Gerade beendet. Super schönes Spiel . <3
Mein lieblings Life is Strange gleich nach dem Erstling. Ist zwar nicht so hoch-dramatisch wie Letzterer und hat weniger dieser Magengruben-Schlag-Momente, die mich damals echt vorm TV haben heulen lassen, aber vielleicht hat es mir auch gerade deswegen so gut gefallen.

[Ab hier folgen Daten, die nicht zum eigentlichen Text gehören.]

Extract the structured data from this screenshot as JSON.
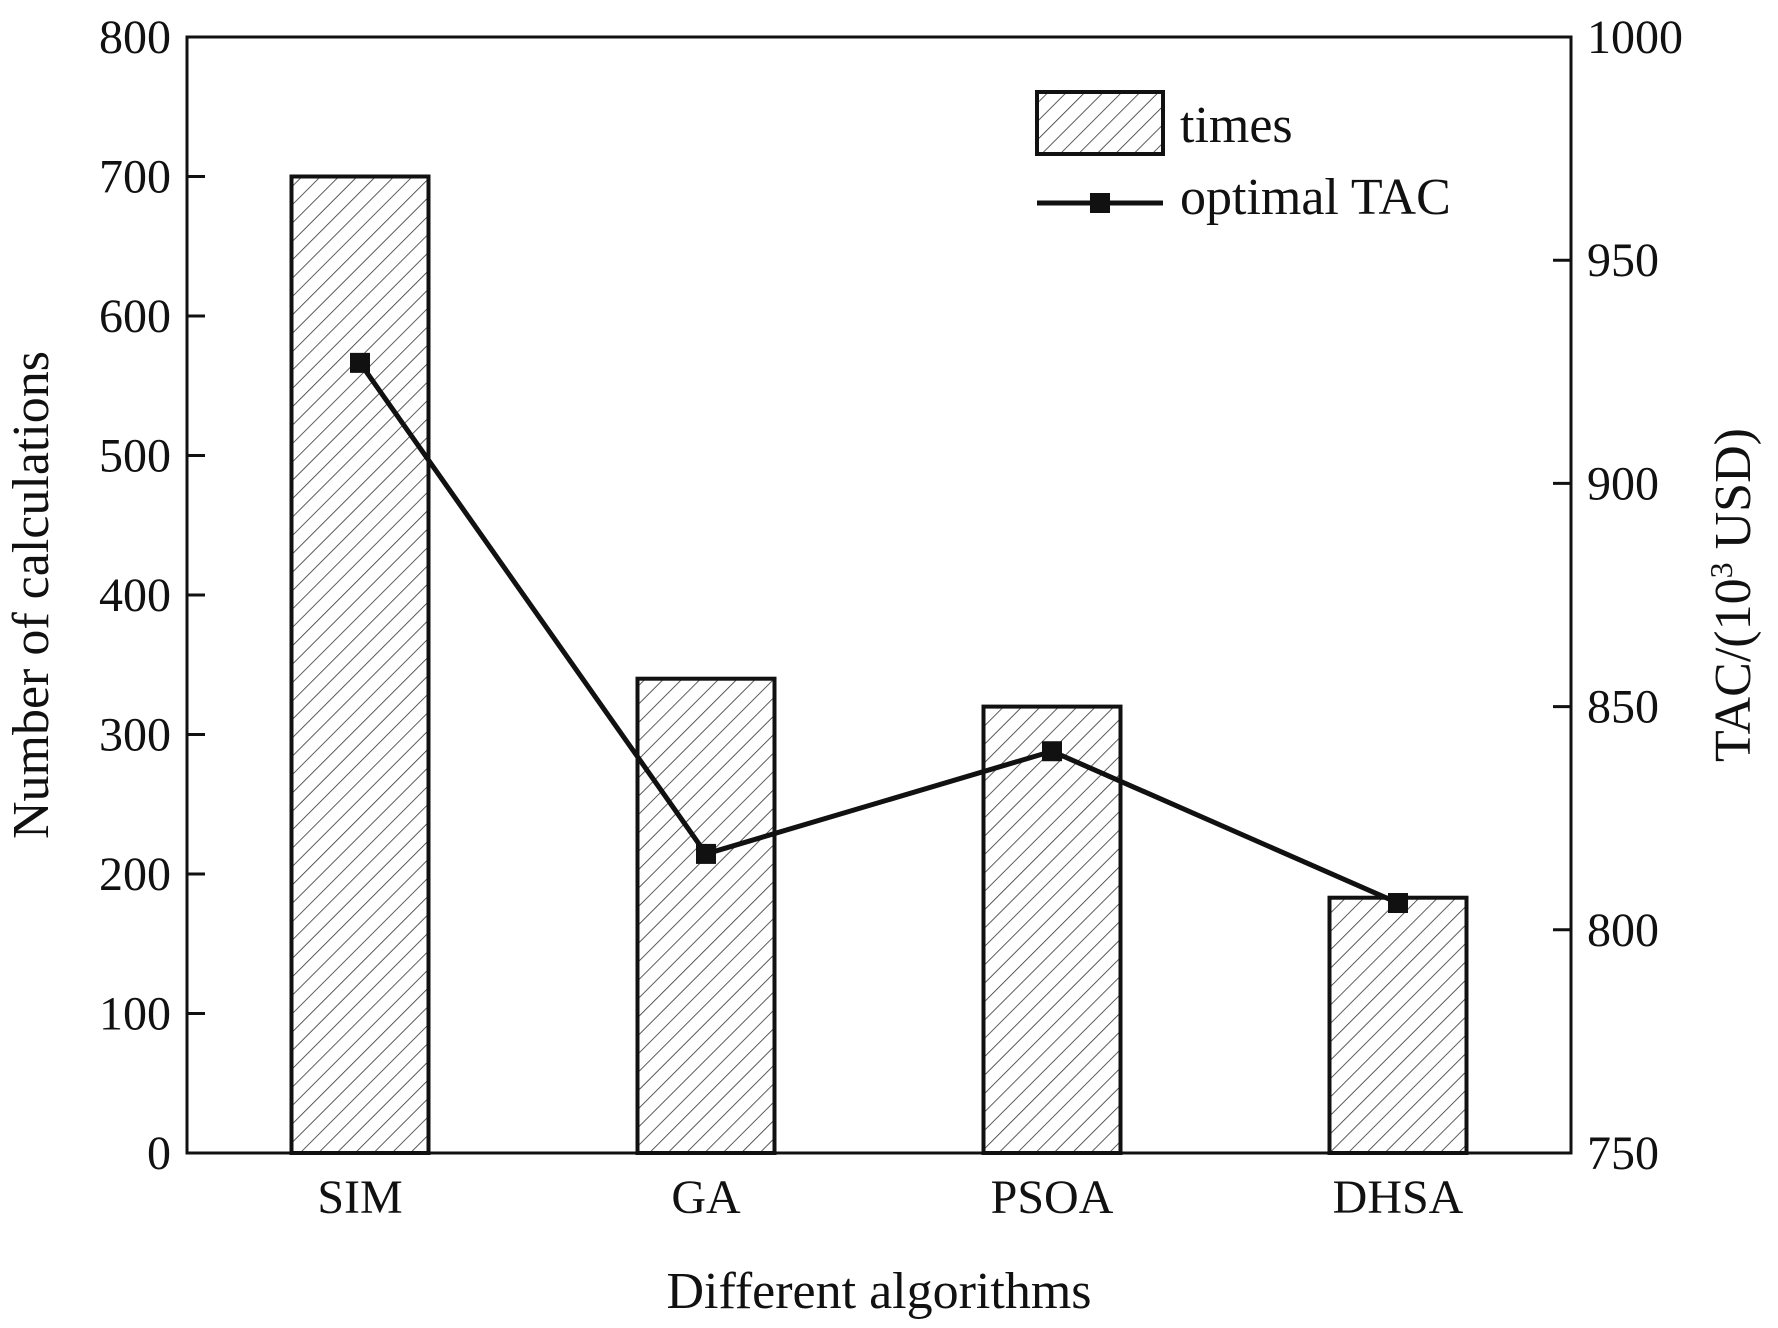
{
  "chart_data": {
    "type": "bar",
    "categories": [
      "SIM",
      "GA",
      "PSOA",
      "DHSA"
    ],
    "series": [
      {
        "name": "times",
        "type": "bar",
        "axis": "left",
        "values": [
          700,
          340,
          320,
          183
        ]
      },
      {
        "name": "optimal TAC",
        "type": "line",
        "axis": "right",
        "values": [
          927,
          817,
          840,
          806
        ]
      }
    ],
    "xlabel": "Different algorithms",
    "ylabel": "Number of calculations",
    "y2label_base": "TAC/(10",
    "y2label_sup": "3",
    "y2label_tail": " USD)",
    "ylim": [
      0,
      800
    ],
    "y2lim": [
      750,
      1000
    ],
    "yticks": [
      "0",
      "100",
      "200",
      "300",
      "400",
      "500",
      "600",
      "700",
      "800"
    ],
    "y2ticks": [
      "750",
      "800",
      "850",
      "900",
      "950",
      "1000"
    ],
    "legend_position": "top-right",
    "bar_fill": "hatched",
    "grid": false
  }
}
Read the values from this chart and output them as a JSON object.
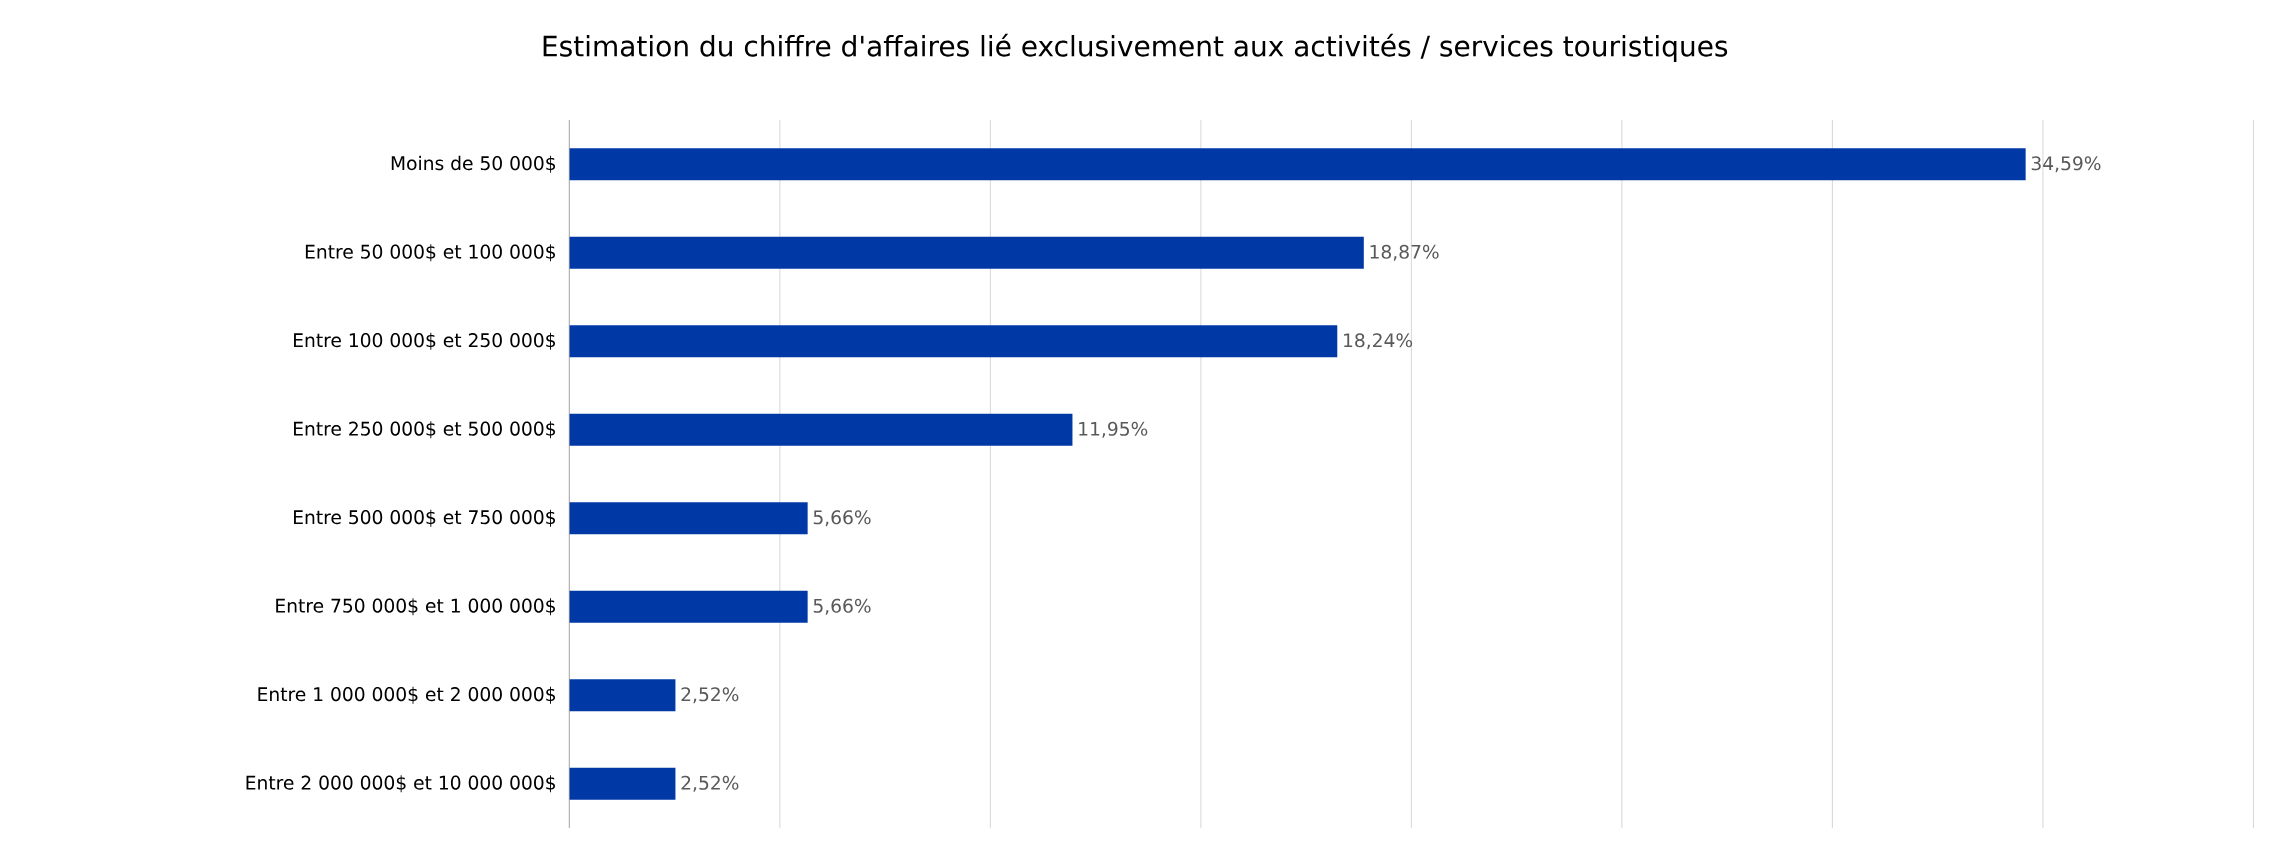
{
  "chart_data": {
    "type": "bar",
    "orientation": "horizontal",
    "title": "Estimation du chiffre d'affaires lié exclusivement aux activités / services touristiques",
    "categories": [
      "Moins de 50 000$",
      "Entre 50 000$ et 100 000$",
      "Entre 100 000$ et 250 000$",
      "Entre 250 000$ et 500 000$",
      "Entre 500 000$ et 750 000$",
      "Entre 750 000$ et 1 000 000$",
      "Entre 1 000 000$ et 2 000 000$",
      "Entre 2 000 000$ et 10 000 000$"
    ],
    "values": [
      34.59,
      18.87,
      18.24,
      11.95,
      5.66,
      5.66,
      2.52,
      2.52
    ],
    "value_labels": [
      "34,59%",
      "18,87%",
      "18,24%",
      "11,95%",
      "5,66%",
      "5,66%",
      "2,52%",
      "2,52%"
    ],
    "color": "#0039a6",
    "grid": "x",
    "tick_labels": "y"
  }
}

Es sind weniger Herzschmerz und Entscheidungen, die einen förmlich zerreißen, sondern es ist eher ein emotionaler Krimi. Spätestens ab Kapitel 3 wollte ich dann auch wissen wie es weiter geht und habe es mehr oder weniger am Stück durchgezogen.
Die Charaktere sind allerliebst, charmant und, dort wo es angebracht ist, angenehm arschig. Alex ist vielleicht sogar die beste LiS Protagonistin bisher. Zauberhafter Charakter. Der übergreifende Plot ist dabei wie gesagt sogar überraschend spannend. Nichts weltbewegendes, aber interessanter Kleinstadtkrimi. Dazwischen gibt es wie gewohnt viele emotionale Geschichten.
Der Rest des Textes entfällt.